1998年5月19日火曜日

第1回 ゴールがほしい

 1976年、4月。正門をくぐるとまっ青な芝生が広がっていた。
 地方から東京の女子大に入学し、緊張と不安でいっぱいの私だったが、すうっと力が抜けていくのを感じた。

 大学の構内にある寮での生活が始まる。食堂の一歩外は一面の芝生。高校時代は陸上競技部に所属し、明けても暮れても走り回っていた私に「さあ、いらっしゃい、いらっしゃい。毎日走りにいらっしゃい」と語りかけてくる。食事ごとに芝生が語りかけてくるのだ。そのとき思いがけないポスターを目にする。「サッカー同好会会員募集」。陸上競技部もない女子大学にサッカー部があるなんて。

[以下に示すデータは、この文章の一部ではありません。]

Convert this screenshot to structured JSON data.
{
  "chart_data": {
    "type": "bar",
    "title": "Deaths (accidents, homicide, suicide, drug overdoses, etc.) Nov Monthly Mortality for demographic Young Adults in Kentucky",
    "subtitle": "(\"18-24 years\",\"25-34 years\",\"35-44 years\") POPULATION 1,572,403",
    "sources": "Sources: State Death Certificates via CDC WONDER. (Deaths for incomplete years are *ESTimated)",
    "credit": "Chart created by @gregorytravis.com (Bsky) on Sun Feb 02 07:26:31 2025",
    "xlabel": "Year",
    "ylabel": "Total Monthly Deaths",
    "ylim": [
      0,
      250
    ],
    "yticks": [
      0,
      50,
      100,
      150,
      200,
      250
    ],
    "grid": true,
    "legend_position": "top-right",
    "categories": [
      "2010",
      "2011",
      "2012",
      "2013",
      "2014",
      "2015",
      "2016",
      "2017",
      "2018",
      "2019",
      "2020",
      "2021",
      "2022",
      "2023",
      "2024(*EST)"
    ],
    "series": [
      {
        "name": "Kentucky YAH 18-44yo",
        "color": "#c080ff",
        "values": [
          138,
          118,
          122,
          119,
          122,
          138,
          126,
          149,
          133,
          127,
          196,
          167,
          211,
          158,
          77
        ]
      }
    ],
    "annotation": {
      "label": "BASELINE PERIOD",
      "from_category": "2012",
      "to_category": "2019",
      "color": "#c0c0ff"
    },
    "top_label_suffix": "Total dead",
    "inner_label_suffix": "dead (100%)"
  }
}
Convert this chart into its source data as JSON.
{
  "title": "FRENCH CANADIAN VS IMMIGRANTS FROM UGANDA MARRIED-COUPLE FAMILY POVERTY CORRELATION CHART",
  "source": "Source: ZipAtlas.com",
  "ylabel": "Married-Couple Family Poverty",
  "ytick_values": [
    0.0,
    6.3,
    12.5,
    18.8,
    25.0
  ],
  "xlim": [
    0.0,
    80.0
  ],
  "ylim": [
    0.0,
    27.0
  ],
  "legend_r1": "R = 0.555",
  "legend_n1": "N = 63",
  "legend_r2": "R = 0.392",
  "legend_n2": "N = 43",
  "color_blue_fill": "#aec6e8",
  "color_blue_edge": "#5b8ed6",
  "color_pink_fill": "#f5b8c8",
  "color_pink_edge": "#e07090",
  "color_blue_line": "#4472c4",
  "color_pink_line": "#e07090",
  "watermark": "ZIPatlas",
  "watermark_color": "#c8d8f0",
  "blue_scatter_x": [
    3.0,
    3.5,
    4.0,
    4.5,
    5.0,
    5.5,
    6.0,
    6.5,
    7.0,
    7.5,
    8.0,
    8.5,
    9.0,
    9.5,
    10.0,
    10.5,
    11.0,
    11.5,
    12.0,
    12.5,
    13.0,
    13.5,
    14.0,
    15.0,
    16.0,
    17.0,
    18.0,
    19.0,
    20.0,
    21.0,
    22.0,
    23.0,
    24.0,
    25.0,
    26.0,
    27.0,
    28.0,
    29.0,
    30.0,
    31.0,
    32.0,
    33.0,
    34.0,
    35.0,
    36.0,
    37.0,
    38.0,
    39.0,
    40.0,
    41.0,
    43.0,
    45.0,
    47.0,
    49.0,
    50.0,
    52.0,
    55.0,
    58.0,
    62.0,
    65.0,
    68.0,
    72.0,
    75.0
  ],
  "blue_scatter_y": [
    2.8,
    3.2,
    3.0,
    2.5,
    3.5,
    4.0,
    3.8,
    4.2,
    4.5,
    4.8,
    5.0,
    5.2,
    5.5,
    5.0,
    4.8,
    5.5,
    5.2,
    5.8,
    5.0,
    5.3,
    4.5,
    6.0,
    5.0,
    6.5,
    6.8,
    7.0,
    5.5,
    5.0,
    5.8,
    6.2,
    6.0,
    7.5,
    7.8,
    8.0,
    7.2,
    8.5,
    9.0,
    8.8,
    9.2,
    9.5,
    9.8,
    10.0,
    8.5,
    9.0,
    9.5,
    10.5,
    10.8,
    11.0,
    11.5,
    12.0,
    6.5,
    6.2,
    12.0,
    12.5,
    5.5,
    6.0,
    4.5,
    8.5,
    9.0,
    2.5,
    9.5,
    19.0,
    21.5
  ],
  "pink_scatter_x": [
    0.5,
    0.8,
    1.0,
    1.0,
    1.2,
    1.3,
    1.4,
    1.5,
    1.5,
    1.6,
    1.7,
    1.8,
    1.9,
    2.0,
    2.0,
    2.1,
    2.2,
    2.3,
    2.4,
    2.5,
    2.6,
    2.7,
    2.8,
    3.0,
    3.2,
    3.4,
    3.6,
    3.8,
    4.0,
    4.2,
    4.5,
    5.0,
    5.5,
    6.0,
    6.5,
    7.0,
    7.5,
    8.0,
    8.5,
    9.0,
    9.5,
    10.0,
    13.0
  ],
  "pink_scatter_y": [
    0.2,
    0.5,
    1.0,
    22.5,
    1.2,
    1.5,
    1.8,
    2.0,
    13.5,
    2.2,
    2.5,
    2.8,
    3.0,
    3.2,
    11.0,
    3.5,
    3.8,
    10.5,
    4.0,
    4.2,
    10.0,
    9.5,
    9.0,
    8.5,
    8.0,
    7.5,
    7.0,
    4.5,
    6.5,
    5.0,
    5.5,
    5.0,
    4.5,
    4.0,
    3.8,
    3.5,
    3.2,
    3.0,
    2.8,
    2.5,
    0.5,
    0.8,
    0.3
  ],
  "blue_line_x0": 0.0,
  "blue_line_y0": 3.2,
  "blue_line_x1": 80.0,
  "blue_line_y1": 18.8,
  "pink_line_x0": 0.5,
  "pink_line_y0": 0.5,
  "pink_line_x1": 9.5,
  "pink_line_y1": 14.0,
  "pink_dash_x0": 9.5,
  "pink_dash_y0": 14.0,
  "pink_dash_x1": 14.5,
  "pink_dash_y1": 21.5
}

 翌日グラウンドを訪れると、2年生と3年生5、6人が楽しそうにボールをけっていた。話を聞くと、当時の3年生が1年生のとき何人かが集まってボールをけり始めたのが、この同好会をつくったきっかけらしい。全員が寮生だった。「やっぱり! だよね」 そう、そこに芝生があったから・・・。その日から私とサッカーの長いつきあいが始まった。

 文学部と家政学部しかない東京の女子大。グラウンドの芝生はまずで観賞用のように美しかった。私たち1年生が数人はいって、ボールをけるグループはチームになった。当時、女子のサッカーはまだ協会の組織ができていなかった。しかし、熱心に女子サッカーをサポートしてくれる方がたのはからいで、その年から東京を中心としたチームでリーグ戦(チキン・フットボール・リーグ)が始まった。
 グラウンドはすばらしい、ボールもある、元気いっぱいの私たち。

 しかし、女子大のグラウンドにはゴールがなかった。同好会としては承認されていたが、体育会クラブではなかったので、大学からの予算はゼロ。唯一幸運だったのは、グラウンドを使う体育会クラブがなかったこと。それで辛うじてグラウンドを使うことは許されていたが、学校からはほとんど無視された存在だった。というより、やっかいものに近かったかもしれない。

 かつて体育の授業で使われていたと思われる古びたハードルを3つ横に並べハンドボールのゴールネットをかぶせてゴールにした。サッカーを始めたばかりの私たちは正規のゴールがなくても、十分練習ができたし、不自由は感じなかった。
 第1回チキン・フットボール・リーグに優勝。どのチームの力もどんぐりの背比べのなかでの優勝だったが、試合を重ねていくうちに、「ボールけり」から少しずつではあるが「サッカー」に近づいていくのが感じられた。もっとうまくなりたい、もっと練習したいという気持ちがどんどん強くなっていた。

 「ゴールがほしい」。優勝をきっかけにして「ゴールを買うこと」がチームの悲願となった。「優勝」の実績をひっさげて学校に嘆願した。しかし、女子大にとってサッカーの優勝なんて、たいした値打ちはなかった。大学の関係者のなかには「女性がサッカーをやるなって」と眉をひそめる人が少なからずいたのだ。

 私たちは地道な活動とサッカーへの情熱を、ことあるごとに訴え続けた。同時に自分たちで資金を調達する方法を考えた。大学祭でゴール購入キャンペーンの模擬店を出したのだ。炊きたてのごはんを、手を真っ赤に腫れ上がらせてにぎったおにぎりは好評だった。しかし、売り上げ金は8万円弱。一式30万円といわれていたゴールはとうてい買えない。ネット分くらいにしかならない。先は長いなと感じた。

 吉報は突然やってきた。大学の後援会が私たちの活動を見守ってくれていたのだ。知らないうちに試合や練習、大学祭を見て評価してくれていたらしい。残りのお金は後援会が援助してくれることになった。

 観賞用の美しい芝生に、力強く白く輝くゴールポストが立った。すばらしいグラウンドの誕生だった。